No matter where you fell on that spectrum, at Sunday night’s 55th annual Grammy Awards, you will be encouraged not to think about any of it.

She’s expected to stride onto the Staples Center stage to sing alongside Bruno Mars and Sting. He’s expected to be out in the crowd, next to her empty seat, cheering her on. They’re both up for minor trophies, but the biggest news is that they’re officially back together, a decision only an industry that stands to profit from their senseless reunion could smile upon.

“I decided it was more important for me to be happy,” she recently told Rolling Stone. “I wasn’t going to let anybody’s opinion get in the way of that. Even if it’s a mistake, it’s my mistake.”

Starry eyes read that as “owning it,” but either way, she’s profiting from it. She dominates headlines as a superstar who’s sold more singles than any artist of the digital era. So as long as we’re buying her hits at $1.29 apiece, this will continue to feel like our mistake, too.

Because she never appeared to grasp the significance of his brutality. Because he never came across as truly sorry for it. Because they both know the world keeps them under 24-hour surveillance. Because this entire ordeal seems to feed on our sustained, rapt attention.

And when we feel like we’re doing something wrong, we can stop. We can boycott products, turn off televisions, give up sugar and caffeine. Can’t we do the same here? Ignore them? Would it be rational? Ethical? With any chance of success for them or for us?

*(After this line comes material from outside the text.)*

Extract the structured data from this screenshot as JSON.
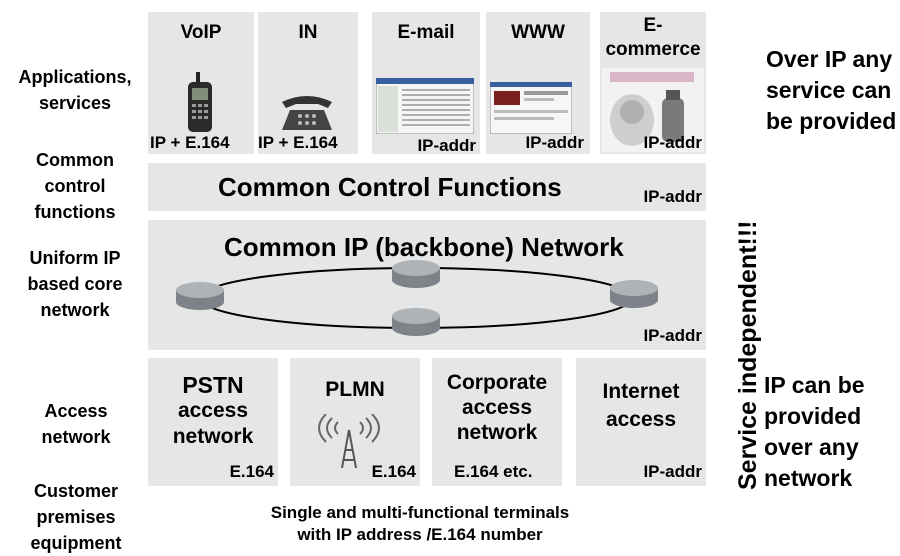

Just as their reconciliation refuses the redemptive narrative, it refuses a simple response. But five winters deep, even saying their names feels like complicity.

Grammy night has been a sparkly mile marker in this fog, annually updating millions of couch-sitters on their progress, or lack thereof.

She made a low-key return to the Grammys stage in 2010, dressed in a white, feathery frock, Jay-Z standing by as her tuxedoed guardian. Together they accepted an award for their collaboration “Run This Town.”

In 2011, three months after “What’s My Name?” became her seventh No. 1 single, she performed it at the Grammys, the song’s refrain sounding more like a search for her own identity than bedroom trash talk.